CHAPEL HILL, N.C. _ As a decision about the Silent Sam Confederate monument looms, UNC-Chapel Hill leaders face intense opposition to their proposal to create a $5.3 million history center on campus to house the statue.
Protesters have promised to show up at a meeting of the UNC Board of Governors on Friday, which is due to take up the plan from Chapel Hill campus leaders. It's a recommendation that the Board of Governors' chairman, Harry Smith, said he doesn't like.
"I'm not a fan at all of spending that kind of money," he said in an interview. "At the end of the day, you can change a lot of people's lives with $5.3 million."
He said he finds it hard to understand why there isn't an existing building that would work to house Silent Sam.
The monument, which was toppled from a campus pedestal by protesters in August, has been the source of conflict and debate for years. But in the current semester, the university has been consumed by it. The heat now has the university in the midst of a strike, with graduate student teaching assistants threatening to withhold undergraduate grades at the end of the semester.
On Thursday, the Duke Faculty Union and the Durham Association of Educators added their support to the grade strikers, joining hundreds of UNC students, faculty and alumni, at least 30 student groups and more than 20 other groups that have issued statements. By 3 p.m. Thursday, more than 400 graduate students had signed the letter of demands to the UNC administration.
The graduate students who have promised to withhold grades have been warned by UNC officials that they could face severe consequences, and some observers have called for the teaching assistants to be fired.
On Thursday, Smith met with key student, faculty and campus leaders, he said, "trying to get off the nuclear ledge."
"We have to be careful," he said, "not to create a retaliatory type of decision making. The actions that have transpired have created a lot of emotions, and rightfully so. We've all got to work here and try to get to a good place. At the end of the day, threatening to withhold grades, one, that's not who we are, and two, that's not going to get you the result that you're looking for."
Smith said he had offered for faculty and student leaders to meet with the Board of Governors, "if it's done in a professional, healthy, measured, meaningful way, and respectful. We'll be respectful too, and we'll try to create a healthy dialogue."
Jennifer Standish, a UNC graduate student, supports the grade strike but as a research assistant does not grade undergraduates and therefore can't participate.
Besides the idea of keeping the statue on campus, the grad students are just as upset about a proposed increase in campus policing and a "mobile force platoon" that would be deployed at large protests, Standish said.
She said she's not surprised about an outpouring of support from allies of the graduate students.
"The stakes are really high," Standish said. "This is really dangerous and so it makes sense to me that a lot of people are finally realizing that."

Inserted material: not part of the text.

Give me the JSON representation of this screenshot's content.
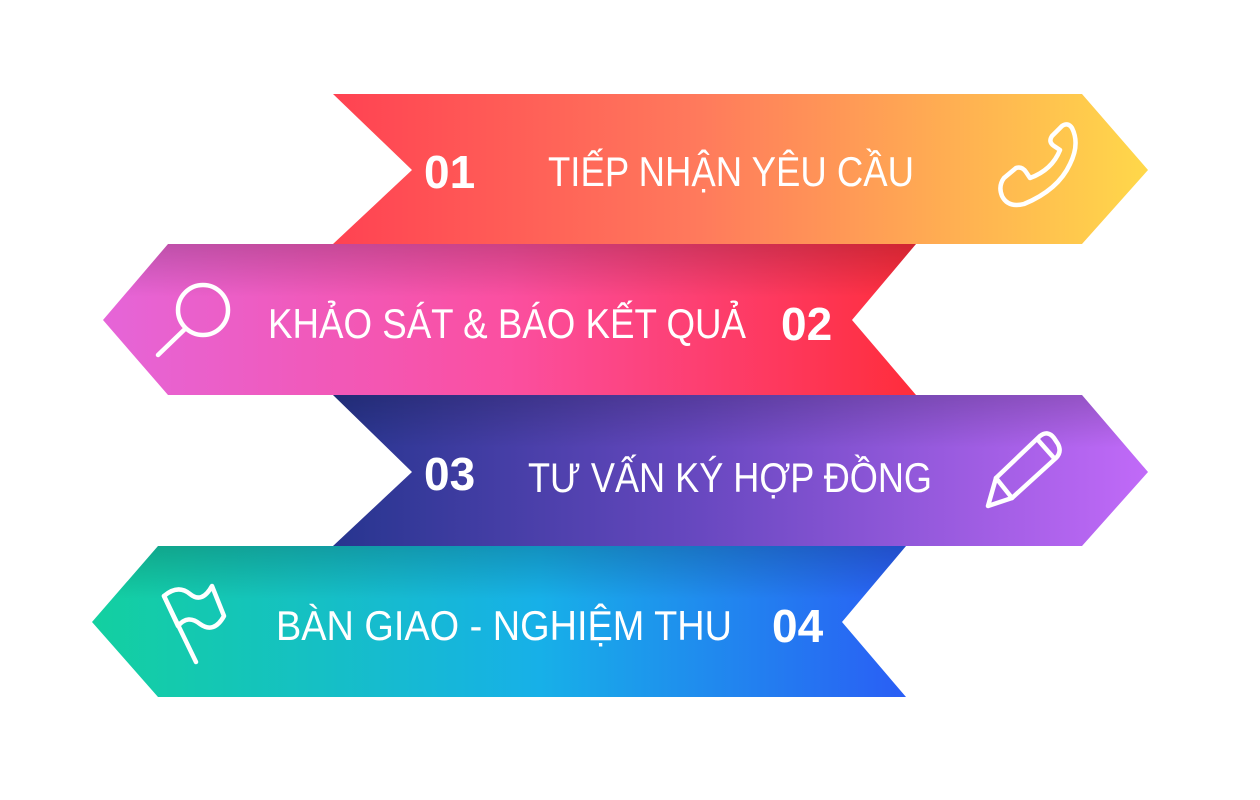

Teaching assistants are willing to work with deans, provost and university administrators "to work together to find a solution to this and to our demands," Standish said.
She said the grade withholding graduate students are aware of the consequences to their careers, but the university administration has not listened to any other forms of protest or conversation. "This is the only way that we feel like we can protect our students," she said. "We've totally taken into account the risks."

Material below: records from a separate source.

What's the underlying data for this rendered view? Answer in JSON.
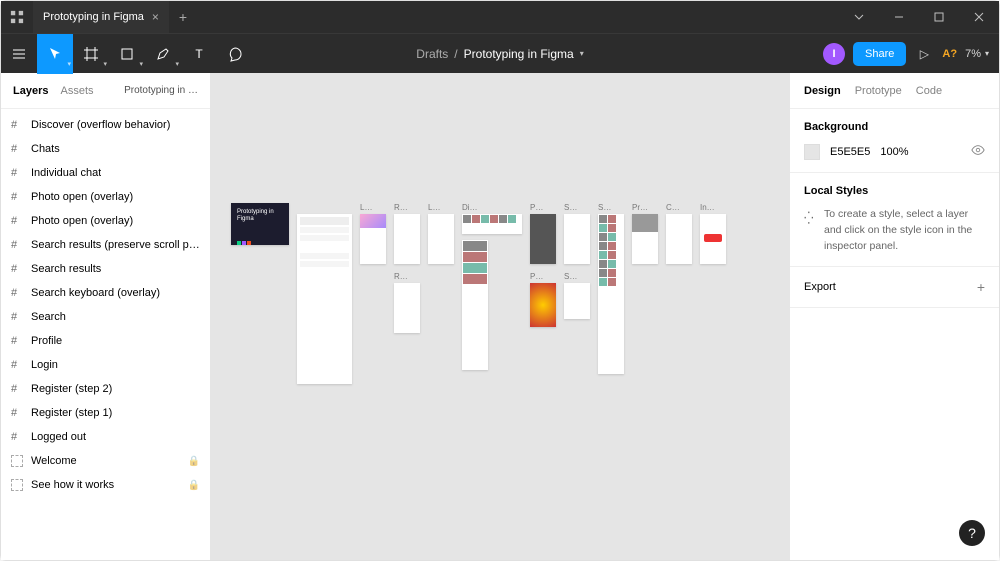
{
  "titlebar": {
    "tab_title": "Prototyping in Figma"
  },
  "toolbar": {
    "breadcrumb_folder": "Drafts",
    "breadcrumb_file": "Prototyping in Figma",
    "avatar_initial": "I",
    "share_label": "Share",
    "missing_fonts": "A?",
    "zoom": "7%"
  },
  "left_panel": {
    "tabs": {
      "layers": "Layers",
      "assets": "Assets"
    },
    "page_selector": "Prototyping in …",
    "items": [
      {
        "type": "frame",
        "label": "Discover (overflow behavior)"
      },
      {
        "type": "frame",
        "label": "Chats"
      },
      {
        "type": "frame",
        "label": "Individual chat"
      },
      {
        "type": "frame",
        "label": "Photo open (overlay)"
      },
      {
        "type": "frame",
        "label": "Photo open (overlay)"
      },
      {
        "type": "frame",
        "label": "Search results (preserve scroll po…"
      },
      {
        "type": "frame",
        "label": "Search results"
      },
      {
        "type": "frame",
        "label": "Search keyboard (overlay)"
      },
      {
        "type": "frame",
        "label": "Search"
      },
      {
        "type": "frame",
        "label": "Profile"
      },
      {
        "type": "frame",
        "label": "Login"
      },
      {
        "type": "frame",
        "label": "Register (step 2)"
      },
      {
        "type": "frame",
        "label": "Register (step 1)"
      },
      {
        "type": "frame",
        "label": "Logged out"
      },
      {
        "type": "component",
        "label": "Welcome",
        "locked": true
      },
      {
        "type": "component",
        "label": "See how it works",
        "locked": true
      }
    ]
  },
  "canvas": {
    "cover_text": "Prototyping in Figma",
    "frame_labels": [
      "L…",
      "R…",
      "L…",
      "Di…",
      "P…",
      "S…",
      "S…",
      "Pr…",
      "C…",
      "In…",
      "R…",
      "P…",
      "S…"
    ]
  },
  "right_panel": {
    "tabs": {
      "design": "Design",
      "prototype": "Prototype",
      "code": "Code"
    },
    "background": {
      "title": "Background",
      "hex": "E5E5E5",
      "opacity": "100%"
    },
    "local_styles": {
      "title": "Local Styles",
      "hint": "To create a style, select a layer and click on the style icon in the inspector panel."
    },
    "export": {
      "title": "Export"
    }
  },
  "help_label": "?"
}
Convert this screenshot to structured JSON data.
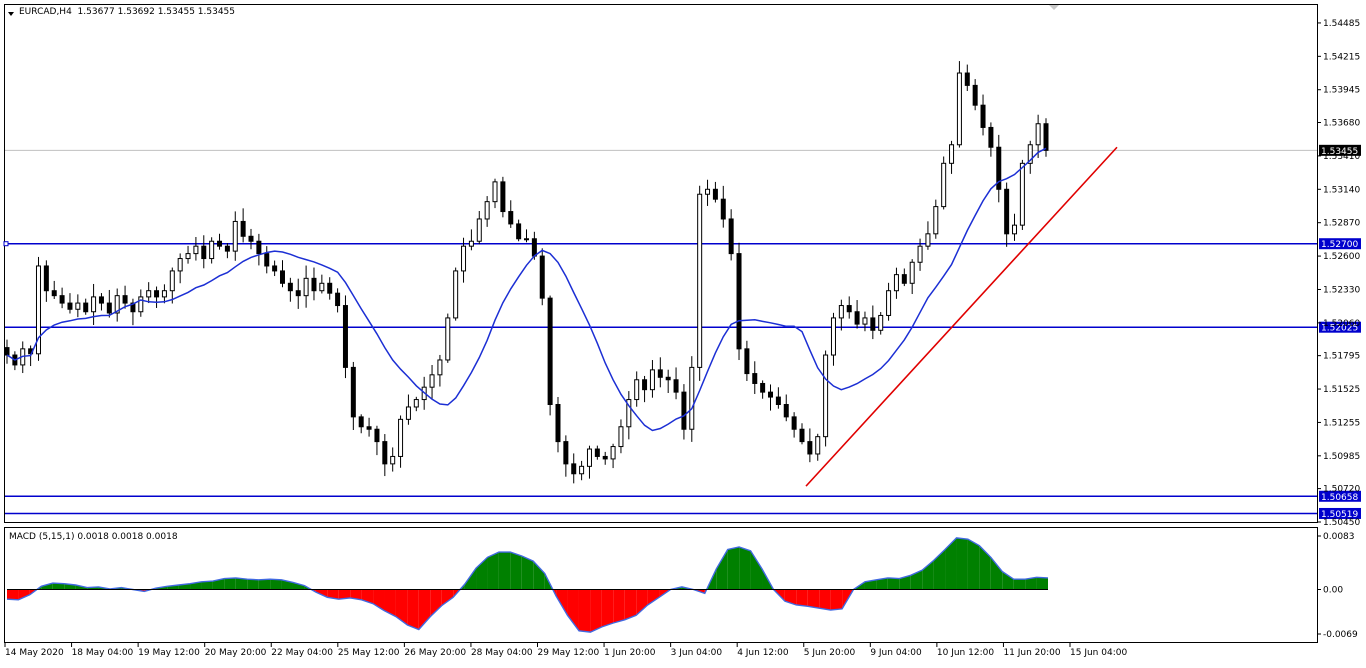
{
  "header": {
    "symbol_tf": "EURCAD,H4",
    "ohlc": "1.53677 1.53692 1.53455 1.53455"
  },
  "colors": {
    "background": "#ffffff",
    "grid": "#c0c0c0",
    "candle": "#000000",
    "ma": "#1c2fd4",
    "level_line": "#0000cd",
    "trendline": "#e00000",
    "macd_pos": "#008000",
    "macd_neg": "#ff0000",
    "macd_signal": "#4169e1"
  },
  "chart_data": [
    {
      "type": "candlestick",
      "symbol": "EURCAD",
      "timeframe": "H4",
      "ylim": [
        1.5045,
        1.5463
      ],
      "y_ticks": [
        "1.54485",
        "1.54215",
        "1.53945",
        "1.53680",
        "1.53410",
        "1.53140",
        "1.52870",
        "1.52600",
        "1.52330",
        "1.52060",
        "1.51795",
        "1.51525",
        "1.51255",
        "1.50985",
        "1.50720",
        "1.50450"
      ],
      "x_ticks": [
        "14 May 2020",
        "18 May 04:00",
        "19 May 12:00",
        "20 May 20:00",
        "22 May 04:00",
        "25 May 12:00",
        "26 May 20:00",
        "28 May 04:00",
        "29 May 12:00",
        "1 Jun 20:00",
        "3 Jun 04:00",
        "4 Jun 12:00",
        "5 Jun 20:00",
        "9 Jun 04:00",
        "10 Jun 12:00",
        "11 Jun 20:00",
        "15 Jun 04:00"
      ],
      "last_price": "1.53455",
      "horizontal_levels": [
        "1.52700",
        "1.52025",
        "1.50658",
        "1.50519"
      ],
      "trendline": [
        [
          1.5074,
          1.5348
        ]
      ],
      "close_path": [
        1.518,
        1.5172,
        1.5185,
        1.5181,
        1.5252,
        1.5232,
        1.5228,
        1.5222,
        1.5217,
        1.5222,
        1.5215,
        1.5227,
        1.5222,
        1.5214,
        1.5228,
        1.5222,
        1.5215,
        1.5227,
        1.5232,
        1.5227,
        1.5232,
        1.5248,
        1.5258,
        1.5262,
        1.5268,
        1.5258,
        1.5272,
        1.5268,
        1.5264,
        1.5288,
        1.5276,
        1.5272,
        1.5262,
        1.5252,
        1.5248,
        1.5238,
        1.5232,
        1.5228,
        1.5242,
        1.5232,
        1.5238,
        1.523,
        1.522,
        1.517,
        1.513,
        1.5122,
        1.512,
        1.511,
        1.5092,
        1.5098,
        1.5128,
        1.5138,
        1.5144,
        1.5154,
        1.5164,
        1.5176,
        1.521,
        1.5248,
        1.5268,
        1.5272,
        1.529,
        1.5304,
        1.532,
        1.5296,
        1.5286,
        1.5274,
        1.5274,
        1.526,
        1.5226,
        1.514,
        1.511,
        1.5092,
        1.5084,
        1.509,
        1.5104,
        1.5098,
        1.5096,
        1.5106,
        1.5122,
        1.5144,
        1.516,
        1.5152,
        1.5168,
        1.5162,
        1.516,
        1.515,
        1.512,
        1.517,
        1.531,
        1.5314,
        1.5306,
        1.529,
        1.5262,
        1.5185,
        1.5165,
        1.5157,
        1.515,
        1.5146,
        1.514,
        1.513,
        1.512,
        1.511,
        1.51,
        1.5114,
        1.518,
        1.521,
        1.522,
        1.5215,
        1.5205,
        1.521,
        1.52,
        1.5212,
        1.5232,
        1.5245,
        1.5238,
        1.5255,
        1.5268,
        1.5278,
        1.53,
        1.5335,
        1.535,
        1.5408,
        1.5398,
        1.5382,
        1.5364,
        1.5348,
        1.5314,
        1.5278,
        1.5285,
        1.5335,
        1.535,
        1.5367,
        1.53455
      ]
    },
    {
      "type": "area",
      "title": "MACD (5,15,1) 0.0018 0.0018 0.0018",
      "ylim": [
        -0.0069,
        0.0083
      ],
      "y_ticks": [
        "0.0083",
        "0.00",
        "-0.0069"
      ],
      "series": [
        {
          "values": [
            -0.0015,
            -0.0016,
            -0.0008,
            0.0005,
            0.001,
            0.0009,
            0.0007,
            0.0003,
            0.0004,
            0.0001,
            0.0003,
            0.0,
            -0.0003,
            0.0002,
            0.0005,
            0.0007,
            0.0009,
            0.0012,
            0.0013,
            0.0017,
            0.0018,
            0.0016,
            0.0015,
            0.0016,
            0.0015,
            0.0011,
            0.0006,
            -0.0004,
            -0.0012,
            -0.0015,
            -0.0013,
            -0.0016,
            -0.0022,
            -0.0033,
            -0.0042,
            -0.0055,
            -0.0062,
            -0.0042,
            -0.0025,
            -0.0012,
            0.0008,
            0.0033,
            0.005,
            0.0058,
            0.0058,
            0.0052,
            0.0044,
            0.0025,
            -0.001,
            -0.004,
            -0.0064,
            -0.0066,
            -0.0058,
            -0.0052,
            -0.0047,
            -0.004,
            -0.0024,
            -0.0012,
            0.0,
            0.0004,
            0.0,
            -0.0006,
            0.0032,
            0.0062,
            0.0066,
            0.006,
            0.0032,
            0.0,
            -0.0018,
            -0.0024,
            -0.0026,
            -0.0029,
            -0.0032,
            -0.003,
            0.0,
            0.0012,
            0.0015,
            0.0018,
            0.0017,
            0.0022,
            0.003,
            0.0045,
            0.0062,
            0.008,
            0.0078,
            0.0068,
            0.005,
            0.0028,
            0.0016,
            0.0016,
            0.0019,
            0.0018
          ]
        }
      ]
    }
  ]
}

Faculty and others say the situation has gotten out of control.
"This whole grade strike has really rattled the university, because I don't think the administration really expected this to happen," said Deb Aikat, associate professor in the UNC School of Media and Journalism. "A lot of people are very divided that this grade strike will affect our students, and clearly that is not the right approach. That's one side. Then on the other side, there are a lot of people who feel that this is the only way to get the attention of authorities."
Aikat said he has never seen faculty "so angry" about an issue. "This is a very divisive situation," he said, adding he had heard of some faculty members discussing a no confidence motion against the administration.

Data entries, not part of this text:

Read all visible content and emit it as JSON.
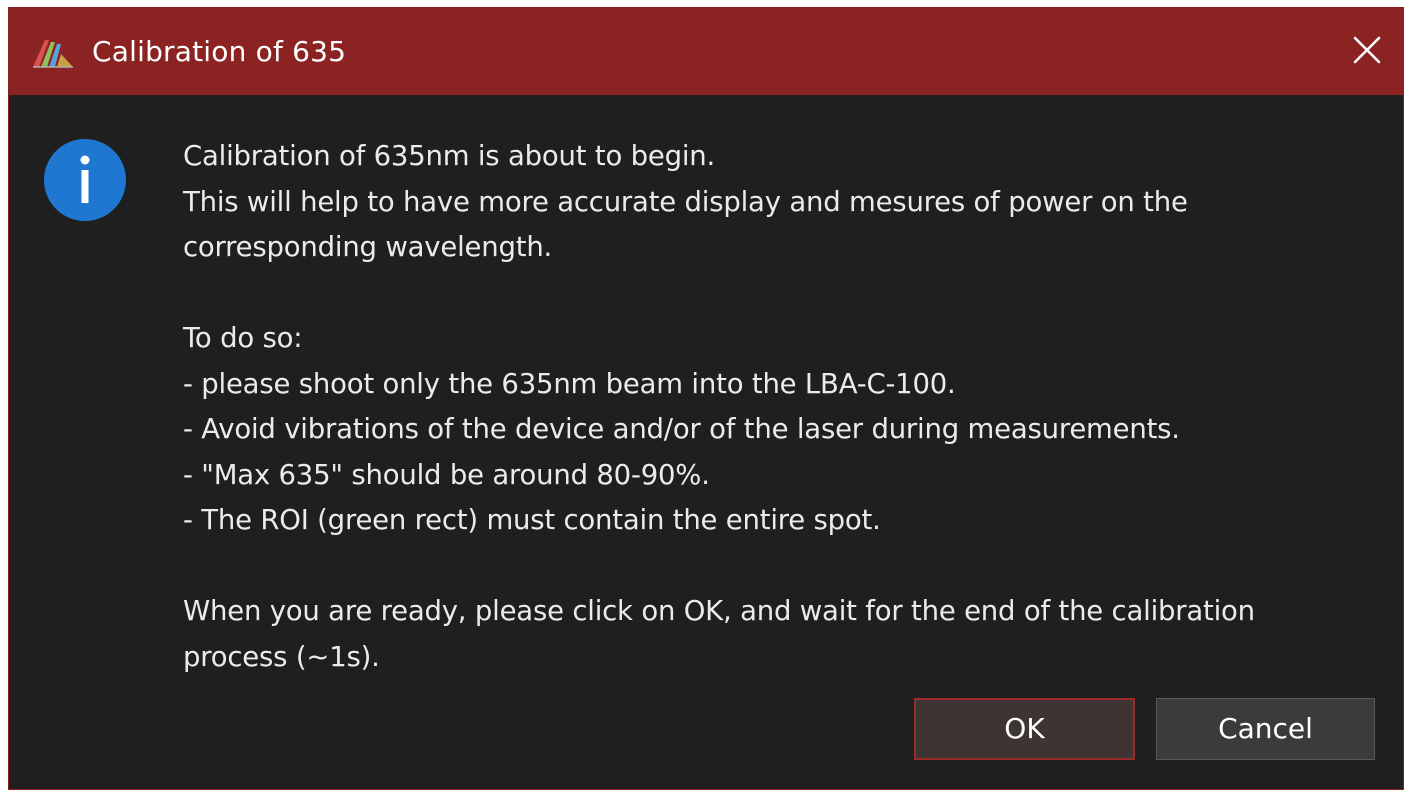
{
  "window": {
    "title": "Calibration of 635",
    "app_icon": "app-logo-icon",
    "close_icon": "close-icon",
    "colors": {
      "titlebar": "#8b2323",
      "background": "#1f1f1f",
      "text": "#ebebeb",
      "accent_border": "#9a2b2b",
      "info_icon": "#1e78d2"
    }
  },
  "message": {
    "icon": "info-icon",
    "lines": [
      "Calibration of 635nm is about to begin.",
      "This will help to have more accurate display and mesures of power on the",
      "corresponding wavelength.",
      "",
      "To do so:",
      "- please shoot only the 635nm beam into the LBA-C-100.",
      "- Avoid vibrations of the device and/or of the laser during measurements.",
      "- \"Max 635\" should be around 80-90%.",
      "- The ROI (green rect) must contain the entire spot.",
      "",
      "When you are ready, please click on OK, and wait for the end of the calibration",
      "process (~1s)."
    ]
  },
  "buttons": {
    "ok_label": "OK",
    "cancel_label": "Cancel"
  }
}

The impact of the grade strike is so far unknown, with UNC officials saying they have not received "specific reports" of missing grades so far. A UNC spokeswoman said grades are due within 72 hours of an exam in a course. Exams are scheduled to end on Friday, and the winter graduation ceremony is set for Sunday.
The impact might not be clear until then.
All of that pressure will come to a head Friday, when the Board of Governors takes up the issue.
The board will consider the recommendation from UNC-Chapel Hill Chancellor Carol Folt and the UNC campus Board of Trustees to build a new history center by 2022 that would give the full context of Silent Sam's history and that would cost $800,000 a year to operate. Folt and board members said they preferred the statue to be located off campus somewhere, but that was not within their purview.
If the UNC Board of Governors agrees with the idea of a new on-campus history center, the plan would have to go before the state historical commission. A 2015 state law prevents historic monuments from being relocated in most cases. It is unclear whether UNC officials have opened discussions with lawmakers about making a change to the law, in order to move the statue off UNC's campus _ as many faculty and students want.
The history center idea, Aikat said, "is a proposal that nobody likes."
But the reality is that the faculty feels helpless, as does the administration, he said. The groups are at an impasse, Aikat said, and "nobody knows how to resolve that."